German said the crews were first isolated in San Francisco for four days and then spent another five weeks isolated in New Zealand, undergoing several virus tests along the way. Upon their arrival at McMurdo Station, the facility entered Code Yellow, meaning everybody will wear masks for two weeks.
“We are being meticulous to ensure nothing happens,” German said.
If the virus was to break out at the station, he said, they have protocols in place to test and isolate anybody who is infected.
Still, the flight delays over recent weeks underscore how difficult it can be to quickly evacuate people from Antarctica who are suffering severe medical problems.
German said it took more than a week for winter crews at McMurdo, the main U.S. station on Antarctica, to dig out from the storms and clear the runway in order for the flight to proceed.

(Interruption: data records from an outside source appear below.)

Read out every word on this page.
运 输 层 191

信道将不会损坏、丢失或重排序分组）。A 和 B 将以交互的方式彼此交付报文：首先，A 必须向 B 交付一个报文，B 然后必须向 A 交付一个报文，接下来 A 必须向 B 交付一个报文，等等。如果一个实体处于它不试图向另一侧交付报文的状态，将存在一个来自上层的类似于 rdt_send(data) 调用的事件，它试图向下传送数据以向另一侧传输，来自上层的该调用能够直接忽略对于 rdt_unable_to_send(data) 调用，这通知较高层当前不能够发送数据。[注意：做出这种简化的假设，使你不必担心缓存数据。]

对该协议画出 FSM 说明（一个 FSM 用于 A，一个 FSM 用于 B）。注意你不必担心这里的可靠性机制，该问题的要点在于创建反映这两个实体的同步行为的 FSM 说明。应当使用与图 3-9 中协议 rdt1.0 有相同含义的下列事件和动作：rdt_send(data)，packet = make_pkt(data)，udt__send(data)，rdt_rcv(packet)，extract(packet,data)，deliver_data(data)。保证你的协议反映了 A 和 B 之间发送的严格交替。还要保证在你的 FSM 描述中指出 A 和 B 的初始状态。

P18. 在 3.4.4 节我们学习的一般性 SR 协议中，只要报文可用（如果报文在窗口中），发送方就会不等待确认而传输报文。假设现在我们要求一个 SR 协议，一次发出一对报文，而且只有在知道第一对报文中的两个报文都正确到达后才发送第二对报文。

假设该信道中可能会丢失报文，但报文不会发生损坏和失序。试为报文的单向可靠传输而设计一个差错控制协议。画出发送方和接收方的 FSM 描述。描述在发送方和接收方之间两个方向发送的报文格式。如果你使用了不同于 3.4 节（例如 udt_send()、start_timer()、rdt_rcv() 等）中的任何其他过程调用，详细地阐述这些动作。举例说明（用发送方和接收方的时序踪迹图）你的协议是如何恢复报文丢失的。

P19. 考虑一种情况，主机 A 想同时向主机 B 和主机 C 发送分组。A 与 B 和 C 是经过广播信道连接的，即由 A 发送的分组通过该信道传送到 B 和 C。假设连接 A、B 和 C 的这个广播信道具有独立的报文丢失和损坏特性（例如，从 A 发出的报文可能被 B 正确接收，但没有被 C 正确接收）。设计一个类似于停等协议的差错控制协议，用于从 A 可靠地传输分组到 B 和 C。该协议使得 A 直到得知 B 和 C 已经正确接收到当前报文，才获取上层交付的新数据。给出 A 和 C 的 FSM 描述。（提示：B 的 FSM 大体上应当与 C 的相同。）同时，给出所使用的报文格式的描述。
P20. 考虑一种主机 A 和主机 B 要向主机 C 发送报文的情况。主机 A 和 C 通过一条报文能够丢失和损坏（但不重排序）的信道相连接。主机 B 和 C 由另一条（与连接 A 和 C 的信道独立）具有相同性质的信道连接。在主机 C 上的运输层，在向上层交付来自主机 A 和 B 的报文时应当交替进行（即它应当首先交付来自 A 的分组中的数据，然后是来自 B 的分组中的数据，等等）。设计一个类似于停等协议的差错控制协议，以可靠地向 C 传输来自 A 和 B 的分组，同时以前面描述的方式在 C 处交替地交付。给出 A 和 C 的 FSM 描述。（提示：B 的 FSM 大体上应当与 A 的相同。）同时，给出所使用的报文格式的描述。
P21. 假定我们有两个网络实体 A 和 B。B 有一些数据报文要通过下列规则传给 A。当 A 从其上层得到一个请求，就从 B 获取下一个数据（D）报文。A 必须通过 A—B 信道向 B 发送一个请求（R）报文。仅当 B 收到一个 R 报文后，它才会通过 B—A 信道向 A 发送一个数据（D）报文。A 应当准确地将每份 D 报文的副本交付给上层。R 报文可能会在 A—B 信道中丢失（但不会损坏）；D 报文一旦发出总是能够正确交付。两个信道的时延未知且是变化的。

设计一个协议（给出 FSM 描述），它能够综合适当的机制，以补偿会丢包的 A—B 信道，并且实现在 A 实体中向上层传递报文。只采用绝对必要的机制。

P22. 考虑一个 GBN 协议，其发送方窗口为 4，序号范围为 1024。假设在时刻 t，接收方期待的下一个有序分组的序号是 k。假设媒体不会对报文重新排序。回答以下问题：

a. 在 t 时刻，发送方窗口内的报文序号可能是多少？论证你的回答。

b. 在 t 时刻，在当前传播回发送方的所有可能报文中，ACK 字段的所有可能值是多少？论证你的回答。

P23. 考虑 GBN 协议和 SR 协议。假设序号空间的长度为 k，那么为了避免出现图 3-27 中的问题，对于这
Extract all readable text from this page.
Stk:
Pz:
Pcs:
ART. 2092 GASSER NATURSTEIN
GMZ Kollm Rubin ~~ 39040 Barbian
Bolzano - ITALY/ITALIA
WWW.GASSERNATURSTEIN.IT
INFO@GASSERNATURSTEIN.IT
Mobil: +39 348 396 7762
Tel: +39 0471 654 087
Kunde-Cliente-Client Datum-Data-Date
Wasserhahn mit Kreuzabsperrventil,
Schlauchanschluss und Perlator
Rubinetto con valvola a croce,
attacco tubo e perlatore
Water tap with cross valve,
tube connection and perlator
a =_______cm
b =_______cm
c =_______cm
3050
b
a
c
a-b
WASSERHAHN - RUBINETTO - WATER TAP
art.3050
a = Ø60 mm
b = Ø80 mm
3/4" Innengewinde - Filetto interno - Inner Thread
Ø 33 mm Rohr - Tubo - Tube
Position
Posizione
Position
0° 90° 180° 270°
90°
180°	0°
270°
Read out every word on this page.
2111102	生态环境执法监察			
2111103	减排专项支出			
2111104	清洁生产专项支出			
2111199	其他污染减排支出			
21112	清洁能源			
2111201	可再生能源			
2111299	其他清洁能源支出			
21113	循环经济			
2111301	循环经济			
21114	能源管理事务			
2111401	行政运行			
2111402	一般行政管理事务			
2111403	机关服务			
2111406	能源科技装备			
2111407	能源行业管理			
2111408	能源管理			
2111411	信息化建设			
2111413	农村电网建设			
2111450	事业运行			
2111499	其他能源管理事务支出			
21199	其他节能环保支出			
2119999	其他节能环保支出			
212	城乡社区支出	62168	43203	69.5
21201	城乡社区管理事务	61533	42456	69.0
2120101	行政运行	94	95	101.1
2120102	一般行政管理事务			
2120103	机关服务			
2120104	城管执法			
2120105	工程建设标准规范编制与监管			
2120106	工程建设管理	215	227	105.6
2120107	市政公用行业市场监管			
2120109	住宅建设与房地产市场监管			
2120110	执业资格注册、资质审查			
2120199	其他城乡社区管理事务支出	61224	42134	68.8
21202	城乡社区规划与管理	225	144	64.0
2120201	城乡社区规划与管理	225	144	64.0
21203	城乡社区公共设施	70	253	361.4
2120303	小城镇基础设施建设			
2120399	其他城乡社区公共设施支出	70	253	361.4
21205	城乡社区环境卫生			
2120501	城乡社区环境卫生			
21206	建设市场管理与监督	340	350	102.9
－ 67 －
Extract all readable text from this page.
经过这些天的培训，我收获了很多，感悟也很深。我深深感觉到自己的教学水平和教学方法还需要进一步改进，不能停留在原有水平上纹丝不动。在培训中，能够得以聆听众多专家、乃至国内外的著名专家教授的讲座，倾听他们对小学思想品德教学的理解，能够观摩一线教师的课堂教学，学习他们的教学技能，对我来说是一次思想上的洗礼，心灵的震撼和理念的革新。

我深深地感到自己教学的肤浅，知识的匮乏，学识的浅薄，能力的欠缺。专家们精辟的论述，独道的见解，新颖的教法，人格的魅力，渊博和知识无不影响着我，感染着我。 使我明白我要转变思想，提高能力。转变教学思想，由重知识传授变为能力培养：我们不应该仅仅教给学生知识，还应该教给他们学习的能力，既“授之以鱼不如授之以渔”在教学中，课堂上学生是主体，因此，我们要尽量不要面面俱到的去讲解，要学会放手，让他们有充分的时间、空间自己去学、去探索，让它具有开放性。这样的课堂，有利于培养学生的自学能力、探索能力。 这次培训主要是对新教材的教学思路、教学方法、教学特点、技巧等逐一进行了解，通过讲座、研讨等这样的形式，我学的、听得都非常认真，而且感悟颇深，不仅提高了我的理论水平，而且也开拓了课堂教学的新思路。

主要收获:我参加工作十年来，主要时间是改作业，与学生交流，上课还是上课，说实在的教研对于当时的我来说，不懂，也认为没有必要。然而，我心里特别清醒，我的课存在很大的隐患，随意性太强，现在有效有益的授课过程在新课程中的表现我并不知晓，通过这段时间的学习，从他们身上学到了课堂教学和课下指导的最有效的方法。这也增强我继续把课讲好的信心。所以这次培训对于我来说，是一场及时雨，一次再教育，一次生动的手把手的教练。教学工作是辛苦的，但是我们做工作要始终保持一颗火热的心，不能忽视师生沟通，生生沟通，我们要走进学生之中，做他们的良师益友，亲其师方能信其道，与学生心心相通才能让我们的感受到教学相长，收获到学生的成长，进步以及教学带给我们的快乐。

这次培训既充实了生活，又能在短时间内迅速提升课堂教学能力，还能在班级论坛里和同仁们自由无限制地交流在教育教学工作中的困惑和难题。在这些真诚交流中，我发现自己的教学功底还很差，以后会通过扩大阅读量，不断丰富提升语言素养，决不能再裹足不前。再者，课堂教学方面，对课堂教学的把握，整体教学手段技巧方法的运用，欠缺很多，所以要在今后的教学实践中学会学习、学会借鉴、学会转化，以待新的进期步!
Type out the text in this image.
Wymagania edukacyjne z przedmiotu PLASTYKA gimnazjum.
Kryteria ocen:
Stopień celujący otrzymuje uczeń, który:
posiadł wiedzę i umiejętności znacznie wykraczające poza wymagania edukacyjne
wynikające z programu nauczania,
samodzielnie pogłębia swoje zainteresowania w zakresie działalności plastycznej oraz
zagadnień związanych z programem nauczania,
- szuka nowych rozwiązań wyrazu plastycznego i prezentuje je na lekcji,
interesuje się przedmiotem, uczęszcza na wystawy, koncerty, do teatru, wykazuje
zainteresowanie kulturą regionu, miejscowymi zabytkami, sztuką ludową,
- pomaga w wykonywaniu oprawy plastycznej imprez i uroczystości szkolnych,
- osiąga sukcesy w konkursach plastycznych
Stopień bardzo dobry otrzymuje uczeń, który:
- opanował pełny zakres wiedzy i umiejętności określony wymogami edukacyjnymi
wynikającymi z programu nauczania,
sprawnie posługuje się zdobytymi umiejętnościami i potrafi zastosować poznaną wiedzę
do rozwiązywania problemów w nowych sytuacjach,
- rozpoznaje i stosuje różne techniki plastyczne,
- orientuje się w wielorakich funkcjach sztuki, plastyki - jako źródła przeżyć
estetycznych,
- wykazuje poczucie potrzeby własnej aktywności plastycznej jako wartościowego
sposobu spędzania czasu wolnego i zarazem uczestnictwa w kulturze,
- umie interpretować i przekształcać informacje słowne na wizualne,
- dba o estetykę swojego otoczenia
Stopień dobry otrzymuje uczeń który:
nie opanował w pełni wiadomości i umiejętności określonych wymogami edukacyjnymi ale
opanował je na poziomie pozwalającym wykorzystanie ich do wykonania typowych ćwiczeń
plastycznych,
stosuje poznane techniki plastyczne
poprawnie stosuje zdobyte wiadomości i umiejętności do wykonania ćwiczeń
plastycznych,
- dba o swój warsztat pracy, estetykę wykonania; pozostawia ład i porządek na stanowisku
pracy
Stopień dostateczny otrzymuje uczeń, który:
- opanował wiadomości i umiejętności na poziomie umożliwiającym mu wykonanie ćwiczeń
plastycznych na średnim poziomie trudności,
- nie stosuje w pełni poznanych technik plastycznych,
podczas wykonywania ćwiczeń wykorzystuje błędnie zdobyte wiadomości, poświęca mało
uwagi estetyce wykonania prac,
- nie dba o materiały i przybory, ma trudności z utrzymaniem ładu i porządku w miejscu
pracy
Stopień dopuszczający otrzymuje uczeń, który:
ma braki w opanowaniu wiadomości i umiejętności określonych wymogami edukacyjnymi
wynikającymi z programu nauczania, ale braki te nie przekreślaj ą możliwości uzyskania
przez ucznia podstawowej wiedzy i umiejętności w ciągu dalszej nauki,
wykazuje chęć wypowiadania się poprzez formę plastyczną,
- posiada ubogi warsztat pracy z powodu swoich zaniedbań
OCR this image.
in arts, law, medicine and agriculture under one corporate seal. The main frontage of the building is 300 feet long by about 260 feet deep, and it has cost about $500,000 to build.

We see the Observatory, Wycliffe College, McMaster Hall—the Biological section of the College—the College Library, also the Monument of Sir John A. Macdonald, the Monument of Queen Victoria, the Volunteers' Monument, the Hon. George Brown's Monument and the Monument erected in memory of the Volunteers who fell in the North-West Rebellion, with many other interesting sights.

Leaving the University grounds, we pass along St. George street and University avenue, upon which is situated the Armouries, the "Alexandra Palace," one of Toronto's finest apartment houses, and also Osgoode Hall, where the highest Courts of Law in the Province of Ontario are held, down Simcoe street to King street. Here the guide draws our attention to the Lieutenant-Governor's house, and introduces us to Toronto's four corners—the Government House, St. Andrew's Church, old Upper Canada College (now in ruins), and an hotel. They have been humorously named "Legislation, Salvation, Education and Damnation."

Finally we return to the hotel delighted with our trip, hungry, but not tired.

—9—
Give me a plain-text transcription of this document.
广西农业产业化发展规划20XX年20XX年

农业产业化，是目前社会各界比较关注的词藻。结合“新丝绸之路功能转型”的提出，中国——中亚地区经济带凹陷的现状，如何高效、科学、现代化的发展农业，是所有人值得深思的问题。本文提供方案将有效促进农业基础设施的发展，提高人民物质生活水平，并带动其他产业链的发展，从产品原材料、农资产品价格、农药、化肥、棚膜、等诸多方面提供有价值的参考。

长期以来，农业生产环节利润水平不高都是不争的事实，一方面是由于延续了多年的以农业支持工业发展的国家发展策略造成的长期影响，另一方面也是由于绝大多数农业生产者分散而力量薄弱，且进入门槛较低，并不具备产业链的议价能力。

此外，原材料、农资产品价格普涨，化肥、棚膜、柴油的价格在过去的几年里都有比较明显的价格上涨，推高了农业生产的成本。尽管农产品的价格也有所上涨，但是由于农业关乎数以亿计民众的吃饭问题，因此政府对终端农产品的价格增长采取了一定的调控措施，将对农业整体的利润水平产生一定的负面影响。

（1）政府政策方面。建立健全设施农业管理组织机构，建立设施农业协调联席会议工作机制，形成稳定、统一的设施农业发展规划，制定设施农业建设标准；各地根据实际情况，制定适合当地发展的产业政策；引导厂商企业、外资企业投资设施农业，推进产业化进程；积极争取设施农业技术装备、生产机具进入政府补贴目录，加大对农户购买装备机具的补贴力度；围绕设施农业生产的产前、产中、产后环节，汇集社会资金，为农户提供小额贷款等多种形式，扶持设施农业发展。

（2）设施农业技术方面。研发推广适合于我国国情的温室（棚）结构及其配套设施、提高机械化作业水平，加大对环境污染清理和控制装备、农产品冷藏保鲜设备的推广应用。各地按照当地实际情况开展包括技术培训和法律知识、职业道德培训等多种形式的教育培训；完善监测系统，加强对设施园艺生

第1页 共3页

The Boeing C-17 Globemaster that landed Monday afternoon was the first U.S. flight to arrive on the continent since early May.
Officials say unusual teamwork among the United States, China, Russia and other countries took place this year to ensure they keep the virus out.
All are planning reduced numbers at their stations. The number of people at McMurdo is set to peak at 450 this summer, about one-third the usual.
Some planned research and construction will be delayed. German said the main goals are to keep the facilities running and prepare for next year’s winter-over, while trying to do some science along the way.